On June 19, 2019, The Watershed Institute in Pennington, NJ held the “New Jersey Green Infrastructure & Stormwater Utilities Symposium” to address the environmental problems New Jersey faces and present solutions, including the stormwater utility.
So, the Highlands Coalition took the lead on this $10 million appropriation bill and they supported it while it diverted funds from the Highlands and eliminated a legislative funding priority for the Highlands!
The Pinelands Preservation Alliance, The Highlands Coalition, and the Watershed Institute are all funded by the $100 million Wm. Penn Foundation Delaware Watershed initiative.

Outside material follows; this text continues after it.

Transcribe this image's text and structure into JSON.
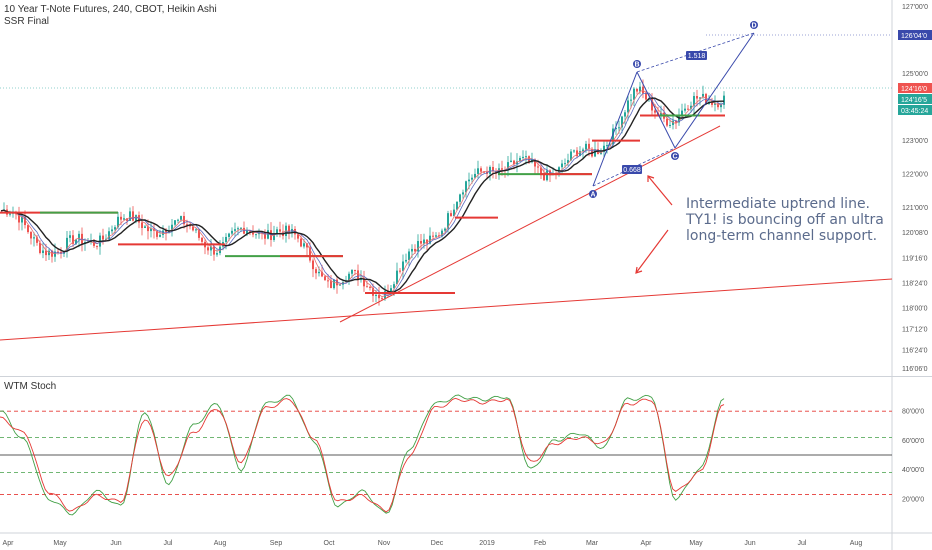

The Penn Foundation money very likely included the stormwater utility campaign. The Wm. Penn Foundation does not support funding for enforcement of traditional Clean Water Act based government planning and regulatory programs. Instead, they support all kinds of voluntary initiatives and market incentives (like stormwater taxes in the stormwater utility fee and law).
So, we have a case where so called environmental groups are working with a private consulting firm to the detriment of their missions, while they undermine far more effective regional planning and DEP water quality regulatory programs.
But those more effective DEP water quality programs don’t provide any funding to the Green Mafia and their consultant friends.
The private consulting firm and the private Foundation are directing those groups, to the detriment of their mission and protection of water quality and the broader public interest, see:
And that is exactly how the Green Mafia rolls – money drives them to do anything.